The loss of BDNF selectively in the CA1 or DG did not alter ‘depression-like’ behavior as assessed by the FST and sucrose preference test. This data is in agreement with our previous data showing that broad forebrain loss of BDNF is not sufficient to mediate an increase in depression-like behavior per se
). We used the FST since it has been used to examine depression-like and antidepressant-related behavior in numerous genetic models (46
). We have previously attempted to examine conditional BDNF mice in the learned helplessness paradigm, another animal model to examine depression/antidepressant related responses (29
). Unfortunately, we have not been able to generate a ‘helpless’ response in this mouse line presumably because of the genetic background of the floxed BDNF mice. Therefore, in this study we chose to examine sucrose preference as a model of anhedonia-like behavior. The loss of BDNF in either the CA1 or DG region did not produce alterations in depression-like behavior as assessed by either test. The one caveat is that we were only able to reduce BDNF levels by ~50% in these subregions of the hippocampus so this amount of BDNF reduction may not be sufficient to see deficits in depression-like behavior, although similar data was obtained with inducible and conditional BDNF KO’s which had broad forebrain reductions of 70 and 60% respectively (28
We demonstrated that the loss of BDNF in the DG, but not the CA1 region, attenuates the actions of the antidepressant desipramine, a tricylic that inhibits the reuptake of norepinephrine, or citalopram, a serotonin selective reuptake inhibitor, in the FST. The findings with both desipramine and citalopram suggest that the attenuated response to these antidepressants in the localized DG KO’s is sensitive to both alterations in norepinephrine and serotonin. Results from this study complement and extend previous data showing that the antidepressant effects of BDNF are observed with infusions into the DG granule cell layer but not the CA1 region of the hippocampus suggesting a regional specificity to these behavioral effects (14
). This selective requirement of BDNF in the DG is intriguing and suggests that the actions of this neurotrophic factor are important in the cellular and behavioral aspects of antidepressant responses, at least those mediated by the FST. It is intriguing that the BDNF effect in mediating antidepressant efficacy is specific for the DG, the region of the hippocampus in which antidepressant treatment significantly increases neurogenesis (47
). Accumulating evidence suggests that neurogenesis is important for the behavioral effects of antidepressants (48
). Recent studies have shown that BDNF heterozygous mice or TrkB dominant negative mice have normal cell proliferation but decreased survival of newborn neurons (49
). Future studies will be necessary to assess whether the selective deletion of BDNF in the adult DG impacts survival of newborn neurons as predicted from the previous study.

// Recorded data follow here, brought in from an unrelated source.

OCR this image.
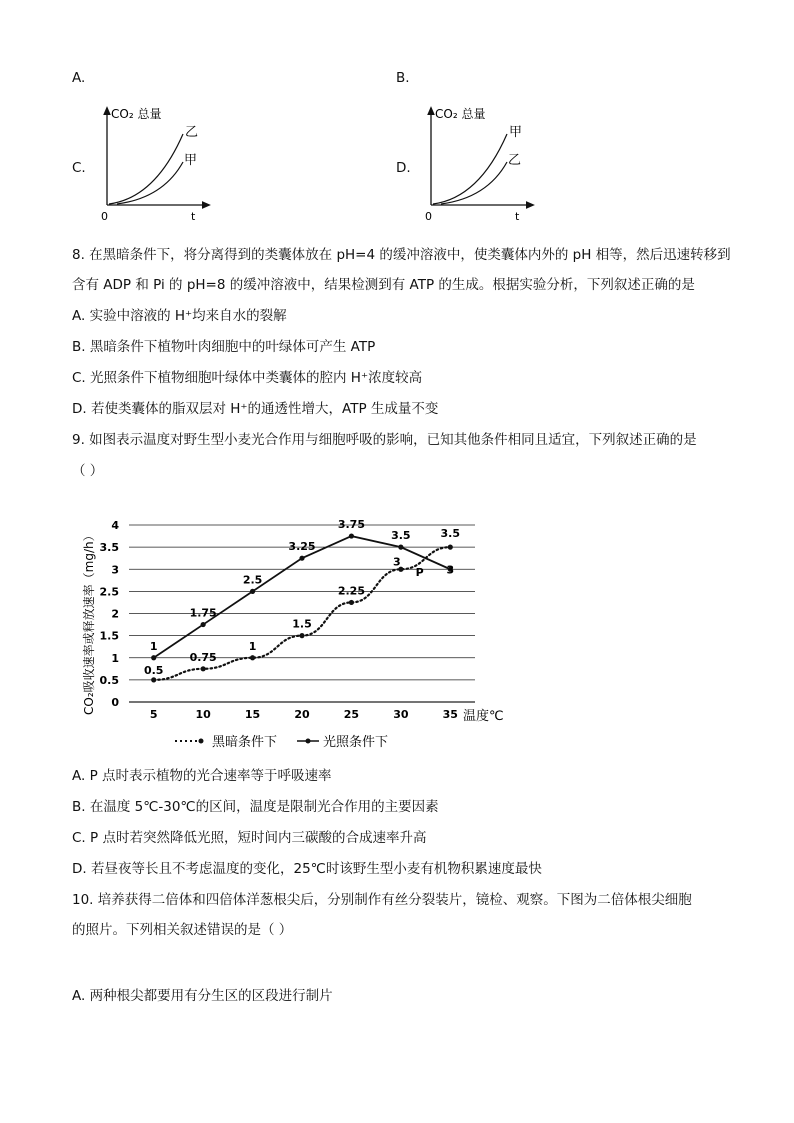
A.	B.
C.
CO₂ 总量
0	t
乙
甲	D.
CO₂ 总量
0	t
甲
乙
8. 在黑暗条件下，将分离得到的类囊体放在 pH=4 的缓冲溶液中，使类囊体内外的 pH 相等，然后迅速转移到
含有 ADP 和 Pi 的 pH=8 的缓冲溶液中，结果检测到有 ATP 的生成。根据实验分析，下列叙述正确的是
A. 实验中溶液的 H⁺均来自水的裂解
B. 黑暗条件下植物叶肉细胞中的叶绿体可产生 ATP
C. 光照条件下植物细胞叶绿体中类囊体的腔内 H⁺浓度较高
D. 若使类囊体的脂双层对 H⁺的通透性增大，ATP 生成量不变
9. 如图表示温度对野生型小麦光合作用与细胞呼吸的影响，已知其他条件相同且适宜，下列叙述正确的是
（ ）
0
0.5
1
1.5
2
2.5
3
3.5
4
5	10	15	20	25	30	35
0.5
0.75
1
1.5
2.25
3
3.5
1
1.75
2.5
3.25
3.75
3.5
3
CO₂吸收速率或释放速率（mg/h）
温度℃
黑暗条件下	光照条件下
P
A. P 点时表示植物的光合速率等于呼吸速率
B. 在温度 5℃-30℃的区间，温度是限制光合作用的主要因素
C. P 点时若突然降低光照，短时间内三碳酸的合成速率升高
D. 若昼夜等长且不考虑温度的变化，25℃时该野生型小麦有机物积累速度最快
10. 培养获得二倍体和四倍体洋葱根尖后，分别制作有丝分裂装片，镜检、观察。下图为二倍体根尖细胞
的照片。下列相关叙述错误的是（ ）
A. 两种根尖都要用有分生区的区段进行制片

In summary, we have demonstrated that the selective loss of BDNF in the DG subregion of the hippocampus results in an attenuated response to antidepressants that is not observed following BDNF deletion in the CA1 region. The loss of BDNF in either of these subregions does not alter depression-like behavior, fear conditioning, locomotor activity, or anxiety-related behavior. These results suggest that this growth factor in the DG may be essential for mediating aspects of antidepressant treatment and highlight the regional specificity of this effect.